O fim da aurora cósmica: resolvendo um debate de duas décadas

Representação esquemática da visão da história cósmica fornecida pela luz brilhante de quasares distantes. Observar com um telescópio (canto inferior esquerdo) permite obter informações sobre a chamada época de reionização (“bolhas” superior direito) que se seguiu à fase do Big Bang (canto superior direito). Crédito: Carnegie Institution for Science / MPIA (anotações)

Os astrônomos determinam o momento em que todo o gás hidrogênio neutro entre as galáxias produzido pelo Big Bang ficou totalmente ionizado.

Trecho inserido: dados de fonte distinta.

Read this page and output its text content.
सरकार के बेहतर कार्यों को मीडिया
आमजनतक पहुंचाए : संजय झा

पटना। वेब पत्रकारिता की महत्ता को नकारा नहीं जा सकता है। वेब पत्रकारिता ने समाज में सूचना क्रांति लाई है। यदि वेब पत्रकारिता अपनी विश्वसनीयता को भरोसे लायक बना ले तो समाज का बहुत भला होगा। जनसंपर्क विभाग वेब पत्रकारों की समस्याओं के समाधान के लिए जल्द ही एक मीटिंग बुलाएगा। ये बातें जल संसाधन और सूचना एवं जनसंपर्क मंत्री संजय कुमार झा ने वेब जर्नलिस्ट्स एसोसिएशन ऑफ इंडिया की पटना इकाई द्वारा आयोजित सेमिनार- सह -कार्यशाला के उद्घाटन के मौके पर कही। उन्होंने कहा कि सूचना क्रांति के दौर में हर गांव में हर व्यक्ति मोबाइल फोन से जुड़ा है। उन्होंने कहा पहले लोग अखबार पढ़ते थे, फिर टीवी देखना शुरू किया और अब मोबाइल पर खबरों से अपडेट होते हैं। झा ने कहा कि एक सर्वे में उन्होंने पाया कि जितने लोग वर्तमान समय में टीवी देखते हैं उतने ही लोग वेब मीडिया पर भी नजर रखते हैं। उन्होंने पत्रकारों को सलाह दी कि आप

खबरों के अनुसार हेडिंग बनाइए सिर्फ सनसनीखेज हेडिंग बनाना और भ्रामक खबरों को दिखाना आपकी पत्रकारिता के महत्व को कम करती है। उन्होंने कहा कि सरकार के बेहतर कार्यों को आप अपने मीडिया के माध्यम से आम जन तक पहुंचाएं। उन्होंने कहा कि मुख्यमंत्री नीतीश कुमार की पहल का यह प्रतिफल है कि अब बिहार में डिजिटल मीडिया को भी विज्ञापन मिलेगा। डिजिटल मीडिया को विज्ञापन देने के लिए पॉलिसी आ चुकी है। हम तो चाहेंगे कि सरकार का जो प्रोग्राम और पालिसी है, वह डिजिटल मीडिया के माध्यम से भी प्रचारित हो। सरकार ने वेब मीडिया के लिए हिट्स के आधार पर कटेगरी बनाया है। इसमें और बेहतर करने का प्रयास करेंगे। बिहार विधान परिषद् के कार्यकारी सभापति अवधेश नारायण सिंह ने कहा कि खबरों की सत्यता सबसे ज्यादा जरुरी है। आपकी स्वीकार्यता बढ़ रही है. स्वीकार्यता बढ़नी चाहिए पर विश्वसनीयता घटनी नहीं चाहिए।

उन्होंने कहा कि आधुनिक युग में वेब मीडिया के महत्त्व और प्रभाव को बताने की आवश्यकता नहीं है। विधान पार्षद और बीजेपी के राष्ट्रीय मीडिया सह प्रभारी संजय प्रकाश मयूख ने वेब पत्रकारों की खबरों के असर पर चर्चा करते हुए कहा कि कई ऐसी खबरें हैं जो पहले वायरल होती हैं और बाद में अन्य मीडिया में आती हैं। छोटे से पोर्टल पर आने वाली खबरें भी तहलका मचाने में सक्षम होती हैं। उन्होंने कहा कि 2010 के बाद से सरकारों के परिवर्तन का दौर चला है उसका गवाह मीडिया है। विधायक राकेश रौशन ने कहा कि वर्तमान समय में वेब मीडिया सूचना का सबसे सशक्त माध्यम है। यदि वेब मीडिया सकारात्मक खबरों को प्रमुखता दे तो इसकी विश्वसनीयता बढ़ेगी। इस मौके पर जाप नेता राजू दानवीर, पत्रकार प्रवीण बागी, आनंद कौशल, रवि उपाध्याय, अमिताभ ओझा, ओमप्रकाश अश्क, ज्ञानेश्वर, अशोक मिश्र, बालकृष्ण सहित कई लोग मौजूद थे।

Um grupo de astrônomos cronometrou de forma robusta o fim da época de reionização do gás hidrogênio neutro para aproximadamente 1,1 bilhão de anos após o Big Bang. A reionização começou quando a primeira geração de estrelas se formou após a “idade das trevas” cósmica, um longo período em que o Universo estava cheio apenas de gás neutro, sem nenhuma fonte de luz. A nova descoberta encerra um debate que durou duas décadas e segue as assinaturas de radiação de 67 quasares com impressões do gás hidrogênio pelo qual a luz passou antes de atingir a Terra. Identificando o fim desta “aurora cósmica” ajudará a identificar as fontes ionizantes: as primeiras estrelas e galáxias.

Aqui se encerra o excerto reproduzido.